Карантин на проверку не ходил и поэтому наблюдал за всем шествием сквозь прутья забора.
Первыми в строю шли «петухи» и «черти», застегнутые на все пуговицы, строго по четыре в ряд — не дай бог сбиться. Их было видно сразу: драные, грязные, некоторые разукрашенные фингалами. Далее — чертова- тые мужики, потом — просто мужики. И в самом конце — блатные. Мужики — так-сяк. Блатные — в расстегнутых телогрейках, руки втянуты в рукава, вразнобой в конце строя. С шутками, прибаутками, с сигаретами в ладони. А кто и вовсе — в зубах. Фуражки особого покроя, высокие, держащие форму, с козырьками.
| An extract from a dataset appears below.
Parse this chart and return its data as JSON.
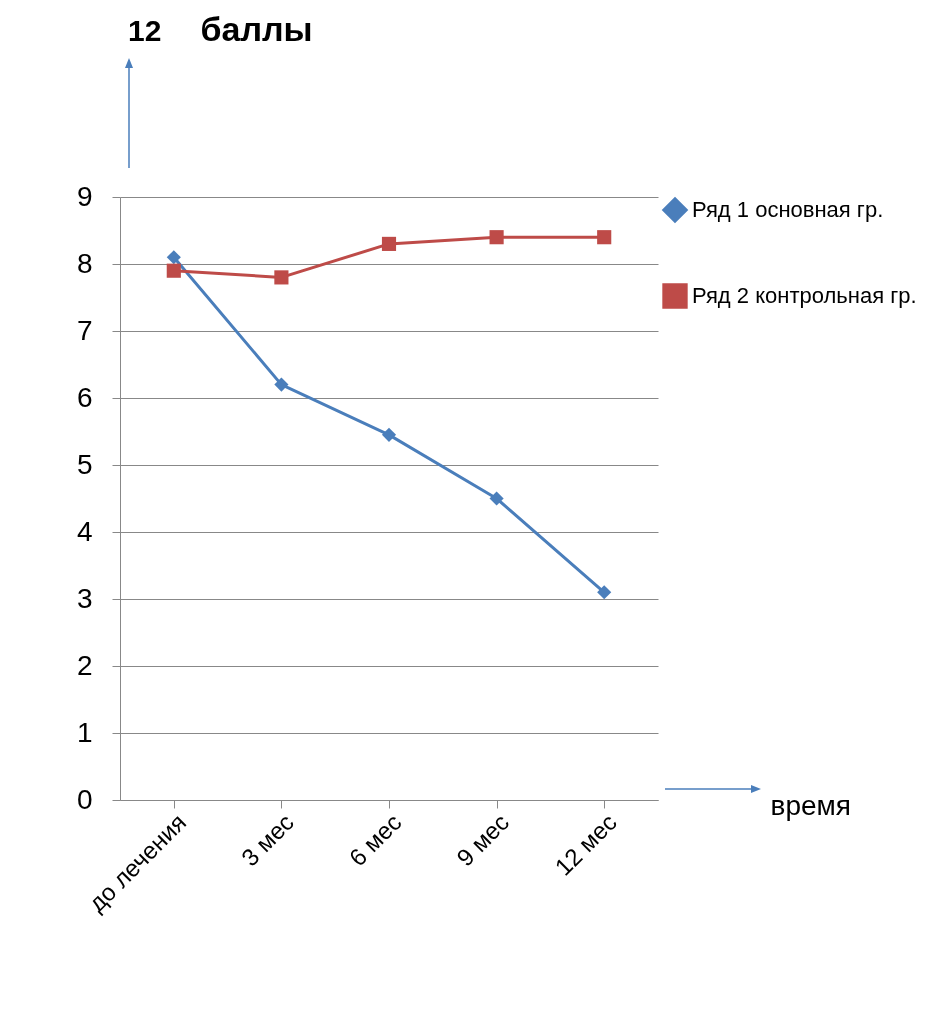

От тех казенных, что выдавались в каптерке и которые положено было носить, они отличались как небо и земля. В казенные были одеты только петухи и черти. Называлась такая фуражка по-лагерному «пидоркой». Должен сказать — не зря. На кого ни надень — именно таким он сразу и покажется. Не припомню на своем веку ни одного головного убора, который бы так скотинил человека. К слову сказать, «пидоркой» он зовется во всех лагерях страны и по сегодняшний день. Устоявшееся, обычное название, такое же, как на воле — «шапка». Поэтому все, кто имел возможность, шили фуражки втихую на заказ. Начальство их иногда снимало, но в основном с тех, к кому нужно было придраться. А большей частью закрывало на все глаза.
Первые ряды шли в «пидорках», натянутых на лоб. Последние — в закинутых на затылок фуражках, которые, кстати, тоже назывались «пидорками». Но уже с другой интонацией. На воле так носят фуражки дембеля, когда едут после службы домой — куражно, небрежно и торжественно.
Гремя сапогами, отряд за отрядом тащился на плац, со стороны которого доносился звук незнакомого марша в исполнении лагерного духового оркестра. Точнее, чего- то, отдаленно напоминающего духовой оркестр из моего раннего детства, состоящий из только что записавшихся в духовой кружок дворца пионеров. На слух казался группой из трех, может быть, четырех инструментов — большого барабана, баритона, трубы и еще чего-то. Как только он «грянул», я почему-то вспомнил песню «Похороны Абрама», и как живые предстали перед глазами все участники той записи 1984 года — сводный оркестр с двух кладбищ города Свердловска. Однако по сравнению с теперешней четверкой те были просто Большим Лондонским оркестром. Виртуозами с абсолютным слухом. Потому что эти играли такую какофонию, от которой можно было не только «получить рак уха», но и облысеть. «Оркестр Дюка Эллингтона, перекусанный энцефалитными клещами» — классифицировал я для окружающих этот неординарный коллектив. Впоследствии при визуальном знакомстве все оказалось еще хуже.
Когда за поворотом скрылся последний строй, в той части лагеря, где был наш карантин, стало необычайно тихо. Двое в форме пересчитали нас по головам и удалились.
На мир спустилась вечерняя тишина. Я вдруг вспомнил фильм «Калина красная». «Вечерний звон, вечерний звон...» Вот оно откуда. Как точно эта мелодия, эта песня передает настроение, которое накатывает только в неволе. Эту бездонную грусть, тревогу, предчувствие беды, сквозь которое стреляет молния дикого желания вырваться отсюда.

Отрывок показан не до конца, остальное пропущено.